Was ich am Radfahren liebe
Stell dir vor, du fährst mit dem Auto auf einer wenig befahrenen Landstraße, es ist kurz nach Sonnenaufgang. Nebelschwaden liegen in manchen Senken, die Morgensonne lässt den Tau auf den Feldern aufleuchten. Es ist friedlich, der neue Tag steckt voller Möglichkeiten. Und jetzt stell dir vor, du sitzt nicht im Auto, sondern auf dem Rad, die Luft ist noch kühl von der Nacht und es ist feucht. Du bewegst dich, die letzten Reste der Nacht fallen von dir ab, du atmest die frische Luft und riechst den feuchten Boden, du spürst den Fahrtwind im Gesicht.
Stell dir vor, du hast den ganzen Tag am Schreibtisch gearbeitet. Du hast vor dem Computerbildschirm gesessen, bist vielleicht ab und an aufgestanden, um dir einen Kaffee oder Tee zu holen. Du hast in der Bibliothek stundenlang recherchiert und dein Kopf fühlt sich müde an, hinter deiner Stirn steckt ein nasser Schwamm. Dann packst du zusammen, steigst auf dein Rad und fährst nach Hause. Spätestens wenn du aus der Stadt mit ihrem Verkehr raus bist, hast du den Arbeitsmuff des Tages herausgestrampelt. Deine Muskeln bewegen sich wieder, du wirst wacher.
Stell dir vor, es ist Winter. Vielleicht liegt Schnee, wahrscheinlich aber ist es einfach nur feucht und die Temperaturen liegen irgendwo um die null Grad. Dein Rücken ist schweißnass, die Arme, der Po und die Wangen dafür eiskalt. Du fährst nach Hause, ziehst Handschuhe, Helm und Mütze aus und kommst erstmal an, bevor du unter die schöne warme Dusche gehst.
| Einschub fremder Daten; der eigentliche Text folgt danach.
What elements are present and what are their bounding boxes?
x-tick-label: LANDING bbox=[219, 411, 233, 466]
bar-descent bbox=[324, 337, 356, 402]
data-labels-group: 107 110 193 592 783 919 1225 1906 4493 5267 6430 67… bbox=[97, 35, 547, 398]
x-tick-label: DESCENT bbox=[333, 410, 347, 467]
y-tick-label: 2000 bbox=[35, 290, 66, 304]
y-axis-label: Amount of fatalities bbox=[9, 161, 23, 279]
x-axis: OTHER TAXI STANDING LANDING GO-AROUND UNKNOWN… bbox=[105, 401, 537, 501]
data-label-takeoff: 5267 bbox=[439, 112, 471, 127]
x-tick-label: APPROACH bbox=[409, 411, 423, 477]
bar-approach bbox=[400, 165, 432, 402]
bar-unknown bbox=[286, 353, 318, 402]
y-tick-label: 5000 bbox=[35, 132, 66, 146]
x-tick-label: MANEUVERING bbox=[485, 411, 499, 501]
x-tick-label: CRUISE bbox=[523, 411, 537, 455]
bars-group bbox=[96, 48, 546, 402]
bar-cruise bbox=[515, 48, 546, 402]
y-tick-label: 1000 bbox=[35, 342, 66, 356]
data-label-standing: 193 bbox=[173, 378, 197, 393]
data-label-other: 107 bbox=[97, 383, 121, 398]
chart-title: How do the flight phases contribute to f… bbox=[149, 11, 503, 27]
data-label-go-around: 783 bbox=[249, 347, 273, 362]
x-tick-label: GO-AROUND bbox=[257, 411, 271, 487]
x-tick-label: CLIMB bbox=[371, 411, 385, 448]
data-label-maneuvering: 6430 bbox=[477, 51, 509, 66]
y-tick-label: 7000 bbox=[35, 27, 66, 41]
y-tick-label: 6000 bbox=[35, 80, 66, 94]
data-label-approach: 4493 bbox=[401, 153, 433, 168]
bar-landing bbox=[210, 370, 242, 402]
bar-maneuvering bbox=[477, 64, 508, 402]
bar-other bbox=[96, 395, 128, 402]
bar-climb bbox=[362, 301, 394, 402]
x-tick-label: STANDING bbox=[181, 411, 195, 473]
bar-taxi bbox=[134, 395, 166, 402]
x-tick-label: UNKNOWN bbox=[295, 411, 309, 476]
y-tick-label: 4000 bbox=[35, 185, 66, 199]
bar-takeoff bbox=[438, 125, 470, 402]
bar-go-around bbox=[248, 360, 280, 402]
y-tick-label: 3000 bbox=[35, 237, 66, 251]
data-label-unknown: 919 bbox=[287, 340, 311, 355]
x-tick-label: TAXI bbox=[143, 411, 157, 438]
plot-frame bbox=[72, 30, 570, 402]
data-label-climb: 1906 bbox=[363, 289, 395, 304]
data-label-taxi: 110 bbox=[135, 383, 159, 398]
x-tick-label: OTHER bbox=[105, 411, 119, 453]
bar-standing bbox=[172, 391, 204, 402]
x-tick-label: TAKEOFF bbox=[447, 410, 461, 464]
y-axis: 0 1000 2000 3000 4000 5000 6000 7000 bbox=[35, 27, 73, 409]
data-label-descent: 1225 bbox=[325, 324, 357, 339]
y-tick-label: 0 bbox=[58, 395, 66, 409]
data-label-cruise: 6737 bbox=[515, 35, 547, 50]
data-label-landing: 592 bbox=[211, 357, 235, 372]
Stell dir vor, du kannst einfach so am Straßenrand halten, um mit den Kindern einem Kran, Bagger oder Traktor bei der Arbeit zuzusehen und stehst niemandem im Weg.
Stell dir vor, du kannst ein kleines Blaulicht an dein Fahrrad binden und unter lauten Tatütatarufen durch den Ort fahren.
Stell dir vor, du hast deine Kinder auf dem Fahrrad vor dir sitzen. Sie stellen Fragen über die Dinge, die sie auf dem Weg sehen, erzählen von ihrem Tag oder von ihren Ideen, spielen miteinander oder sind selbstversunken mit der Welt im Reinen. Du freust dich darüber, dass sie da sind und zu dir gehören.
Stell dir vor, du hast einen stressigen Tag, an dem du ohne Pause Verschüttetes aufwischst, Windeln wechselst, Streit schlichtest, aufräumst oder antworten musst, obwohl du müde bist. Du setzt die Kinder ins Rad, machst das Verdeck zu, radelst eine Weile in wohltuender Stille und schöpfst wieder Kraft.
Stell dir vor, du warst bei Freunden zu Besuch oder kommst von einer Verabredung im Biergarten. Die Gesellschaft war schön, es gab gute Gespräche und vielleicht auch gutes Essen. Jetzt ist es ruhiger um dich herum, du fährst im Dunkeln Richtung Heimat, im Westen ist der Himmel noch heller. Die Luft ist warm, du hörst Insekten und ab und zu fährt ein Auto vorbei. Der Schein deiner Fahrradlampe beleuchtet nur den Weg direkt vor dir, manchmal taucht ein Falter im Lichtschein auf. Die Luft riecht nach Sommernacht.
Stell dir vor, du warst mit deiner Familie unterwegs. Es ist nicht wirklich spät, aber die Kinder sind müde und dürfen damit sie nicht einschlafen während der Fahrt auf dem Smartphone Shaun das Schaf schauen. Das Verdeck ist geschlossen, ab und zu dringt Schafsblöken an dein Ohr. Du und dein Mann radelt gemeinsam, ihr unterhaltet euch über euren Tag.
Stell dir vor, es geht bergab.
Radfahren ist nicht immer schön, manchmal ist es auch kalt, nass, schmutzig und nervtötend. Wenn es aber eben das nicht ist, wirst du belohnt.